PATH_LAB1 = Path("outputs/lab1_cleaned_oil_production.csv")
DATA_PATH = PATH_LAB1 if PATH_LAB1.exists() else Path("data/oil_production_sample.csv")

def make_synthetic_daily(n_rows=365, seed=7):
    rng = np.random.default_rng(seed)
    dates = pd.date_range("2024-01-01", periods=n_rows, freq="D")
    field = rng.choice(["NorthSea-A", "NorthSea-B", "GOM-Alpha", "ME-East"], size=n_rows)
    oil = rng.normal(52000, 8500, size=n_rows).clip(15000, 90000)
    gas = (oil * rng.normal(3.7, 0.7, size=n_rows)).clip(10000, 550000)
    wc = rng.normal(0.30, 0.09, size=n_rows).clip(0.05, 0.7)
    down = rng.poisson(1.3, size=n_rows).astype(float)
    df = pd.DataFrame({"date": dates, "field": field, "oil_bbl": oil, "gas_mcf": gas, "avg_water_cut": wc, "downtime_hr": down})
    df.loc[rng.random(n_rows)<0.03, "avg_water_cut"] = np.nan
    df.loc[rng.random(n_rows)<0.01, "oil_bbl"] = df["oil_bbl"] * 4
    df.loc[rng.random(n_rows)<0.01, "gas_mcf"] = np.nan
    return df

if DATA_PATH.exists():
    df = pd.read_csv(DATA_PATH)
    print("Loaded:", DATA_PATH, "shape:", df.shape)
else:
    df = make_synthetic_daily()
    print("Using synthetic dataset. shape:", df.shape)

df["date"] = pd.to_datetime(df["date"], errors="coerce")
df.head()

## 3) Missingness and summary stats

In [None]:
df.isna().mean().sort_values(ascending=False)

In [None]:
df.describe().T

## 4) Distributions

In [None]:
num_cols = [c for c in df.columns if c not in ["date","field"]]
df[num_cols].hist(bins=30, figsize=(12,8))
plt.suptitle("Distributions of numeric features")
plt.show()

## 5) Time-series trends by field

In [None]:
for f in df["field"].dropna().unique():
    sub = df[df["field"]==f].sort_values("date")
    plt.figure(figsize=(10,3))
    plt.plot(sub["date"], sub["oil_bbl"])
    plt.title(f"Oil production trend: {f}")
    plt.xlabel("date"); plt.ylabel("oil_bbl")
    plt.show()

## 6) Correlation analysis

In [None]:
corr = df[[c for c in df.columns if c not in ["date","field"]]].corr()
corr

In [None]:
plt.figure(figsize=(6,5))
plt.imshow(corr, interpolation="nearest")
plt.xticks(range(len(corr.columns)), corr.columns, rotation=45, ha="right")
plt.yticks(range(len(corr.index)), corr.index)
plt.title("Correlation heatmap")
plt.colorbar()
plt.tight_layout()
plt.show()

## 7) Outlier detection using IQR

In [None]:
def iqr_bounds(series, k=1.5):
    q1 = series.quantile(0.25)
    q3 = series.quantile(0.75)
    iqr = q3 - q1
    return q1 - k*iqr, q3 + k*iqr

lb, ub = iqr_bounds(df["oil_bbl"].dropna())
outliers = df[(df["oil_bbl"] < lb) | (df["oil_bbl"] > ub)]
print("IQR bounds:", lb, ub)
print("Outliers:", len(outliers))
outliers.head()

## 8) Missing data handling (median + interpolation)

In [None]:
df_cur = df.copy()

# Median imputation by field
for col in ["gas_mcf", "avg_water_cut"]:
    if col in df_cur.columns:
        df_cur[col] = df_cur.groupby("field")[col].transform(lambda s: s.fillna(s.median()))

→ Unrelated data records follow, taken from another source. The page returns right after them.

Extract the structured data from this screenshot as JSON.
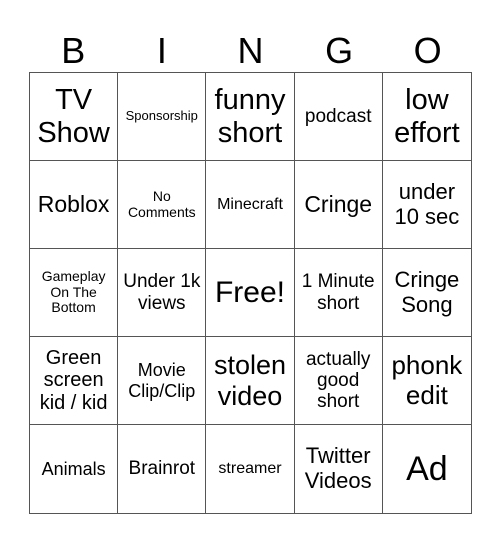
{
  "header": {
    "letters": [
      "B",
      "I",
      "N",
      "G",
      "O"
    ]
  },
  "cells": [
    "TV Show",
    "Sponsorship",
    "funny short",
    "podcast",
    "low effort",
    "Roblox",
    "No Comments",
    "Minecraft",
    "Cringe",
    "under 10 sec",
    "Gameplay On The Bottom",
    "Under 1k views",
    "Free!",
    "1 Minute short",
    "Cringe Song",
    "Green screen kid / kid",
    "Movie Clip/Clip",
    "stolen video",
    "actually good short",
    "phonk edit",
    "Animals",
    "Brainrot",
    "streamer",
    "Twitter Videos",
    "Ad"
  ]
}
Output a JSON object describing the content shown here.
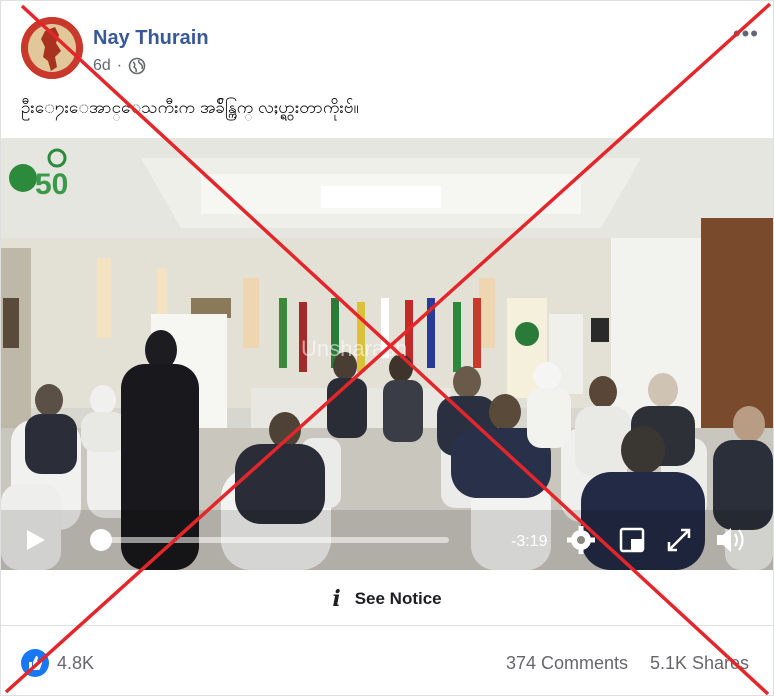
{
  "post": {
    "author": "Nay Thurain",
    "time": "6d",
    "more_label": "•••",
    "caption": "ဦးေ႒းေအာင္ေသကီးက အခ်ိန္ကြက္ လႈပ္ရွားတာကိုးဗ်။"
  },
  "video": {
    "watermark": "Unsharash",
    "logo_number": "50",
    "time_remaining": "-3:19",
    "progress": 0.0
  },
  "notice": {
    "icon": "info-icon",
    "label": "See Notice"
  },
  "stats": {
    "likes": "4.8K",
    "comments": "374 Comments",
    "shares": "5.1K Shares"
  },
  "colors": {
    "author": "#385898",
    "cross": "#e4262b",
    "like": "#1877f2"
  }
}
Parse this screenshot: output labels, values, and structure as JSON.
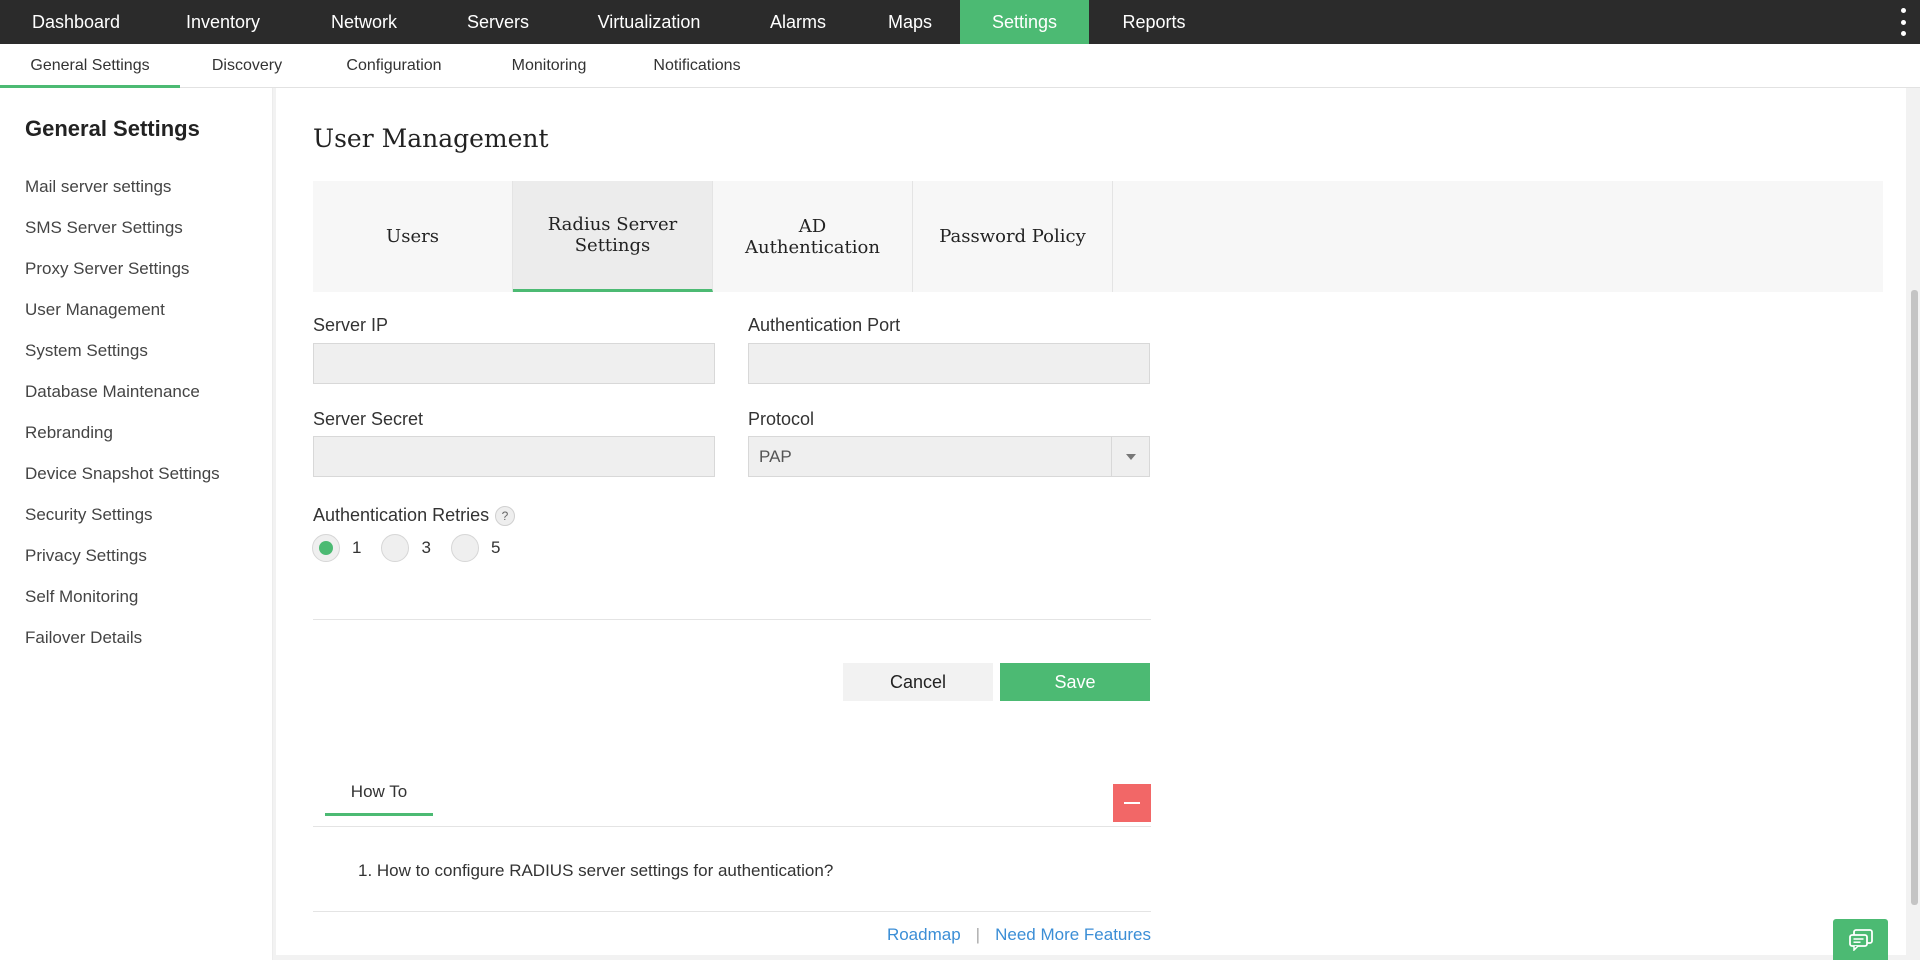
{
  "top_nav": {
    "items": [
      "Dashboard",
      "Inventory",
      "Network",
      "Servers",
      "Virtualization",
      "Alarms",
      "Maps",
      "Settings",
      "Reports"
    ],
    "active": "Settings"
  },
  "sub_nav": {
    "items": [
      "General Settings",
      "Discovery",
      "Configuration",
      "Monitoring",
      "Notifications"
    ],
    "active": "General Settings"
  },
  "sidebar": {
    "title": "General Settings",
    "items": [
      "Mail server settings",
      "SMS Server Settings",
      "Proxy Server Settings",
      "User Management",
      "System Settings",
      "Database Maintenance",
      "Rebranding",
      "Device Snapshot Settings",
      "Security Settings",
      "Privacy Settings",
      "Self Monitoring",
      "Failover Details"
    ]
  },
  "main": {
    "title": "User Management",
    "tabs": [
      "Users",
      "Radius Server Settings",
      "AD Authentication",
      "Password Policy"
    ],
    "active_tab": "Radius Server Settings",
    "form": {
      "server_ip_label": "Server IP",
      "server_ip_value": "",
      "auth_port_label": "Authentication Port",
      "auth_port_value": "",
      "server_secret_label": "Server Secret",
      "server_secret_value": "",
      "protocol_label": "Protocol",
      "protocol_value": "PAP",
      "retries_label": "Authentication Retries",
      "retries_help": "?",
      "retries_options": [
        "1",
        "3",
        "5"
      ],
      "retries_selected": "1"
    },
    "buttons": {
      "cancel": "Cancel",
      "save": "Save"
    },
    "howto": {
      "tab_label": "How To",
      "items": [
        "1. How to configure RADIUS server settings for authentication?"
      ]
    },
    "footer": {
      "roadmap": "Roadmap",
      "separator": "|",
      "more_features": "Need More Features"
    }
  },
  "colors": {
    "accent": "#4cba73",
    "topnav_bg": "#2b2b2b",
    "collapse": "#f26767",
    "link": "#3b8ed6"
  }
}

# Interpolate oil by field
df_cur = df_cur.sort_values(["field","date"])
df_cur["oil_bbl_interp"] = df_cur.groupby("field")["oil_bbl"].apply(lambda s: s.interpolate(limit_direction="both"))

df_cur.isna().sum()

## 9) Simple data synthesis (augmentation)

In [None]:
rng = np.random.default_rng(0)
sample = df_cur.dropna(subset=["oil_bbl_interp","gas_mcf"]).sample(200, random_state=0)

synthetic = sample.copy()
synthetic["oil_bbl_interp"] *= (1 + rng.normal(0, 0.02, size=len(synthetic)))
synthetic["gas_mcf"] *= (1 + rng.normal(0, 0.03, size=len(synthetic)))
synthetic["is_synthetic"] = 1

real = df_cur.copy()
real["is_synthetic"] = 0

augmented = pd.concat([real, synthetic], ignore_index=True)
augmented["is_synthetic"].value_counts()

## 10) Save curated dataset for Lab 3

In [None]:
from pathlib import Path
OUT = Path("outputs/lab2_curated_for_ml.csv")
OUT.parent.mkdir(parents=True, exist_ok=True)
df_cur.to_csv(OUT, index=False)
print("Saved:", OUT)

## Checkpoint questions
1) Why might correlation be misleading for time-series data?  
2) When is interpolation acceptable and when is it risky?  
3) How would you decide whether to cap, remove, or keep outliers in Oil & Gas?